Heidelberg coached tight ends and special teams at Toledo for Saban, and his coaching career eventually took him to Germany for 10 years. He returned to the United States as a coach and athletic director at Rockford (Ill.) Christian High but headed back to the GFL this year.
"It's hard to copy that, but I've tried to have the same approach," Heidelberg said. "There is only one Nick Saban. He had an impression on me as a coach."
Like Heidelberg, James Willis spent just a year on a Saban staff in 2009, winning a national championship at Alabama. Willis kept a notebook during that year and filled it with the things he learned - things he knew he could use to help him at future coaching stops. Mel Tucker, who coached for Saban at LSU, took mental notes.
"I watched everything he did. When he would speak to an alumni group or something, his secretary would always call me and ask me to drive him," Tucker said. "So I would pick his brain between his phone calls. ... He laid the foundation for my career in terms of everything I knew."
From Pat Perles' coaching style in the NFL, to Leroy Ryals' way with the kids at Athens (Ga.) Clarke Central High, and many more in between, there is a little bit of Saban roaming dozens of sidelines across all levels of the game.

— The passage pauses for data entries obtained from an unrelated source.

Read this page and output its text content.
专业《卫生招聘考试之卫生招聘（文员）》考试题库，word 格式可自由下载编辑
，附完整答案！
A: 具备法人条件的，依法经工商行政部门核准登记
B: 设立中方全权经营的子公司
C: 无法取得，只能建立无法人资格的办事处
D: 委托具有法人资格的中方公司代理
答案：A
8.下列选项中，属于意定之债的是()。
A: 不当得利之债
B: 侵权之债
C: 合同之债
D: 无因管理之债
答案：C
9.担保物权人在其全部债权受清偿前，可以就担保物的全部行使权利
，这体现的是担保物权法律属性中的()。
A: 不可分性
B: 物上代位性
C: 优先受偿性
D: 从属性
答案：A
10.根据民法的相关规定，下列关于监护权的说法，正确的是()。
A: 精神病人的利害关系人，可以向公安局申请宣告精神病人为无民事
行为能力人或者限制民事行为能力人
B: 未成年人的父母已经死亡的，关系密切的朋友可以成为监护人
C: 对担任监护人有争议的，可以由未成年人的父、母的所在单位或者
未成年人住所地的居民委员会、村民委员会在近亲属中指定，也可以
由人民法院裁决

"I'm happy to hear that some of the things we do philosophically are things people bought into when they were with us, and now that they have the opportunity do it themselves, they choose to use some of those things and believe in them," Saban said. "It's a big adjustment when a lot of guys start out with us, but then they like it a lot better, because it's easy to know what the expectation is."
Ryals said one thing he learned took from coaching under Saban at LSU was the importance of extending influence beyond just the coaching staff and the players.
"He believes anyone who comes in contact with the players is an integral part of the organization," Ryals said. "If you're in charge of keeping dorms clean, and you come into contact with the players, he wants that guy to work by the same philosophy as anyone else involved in the program."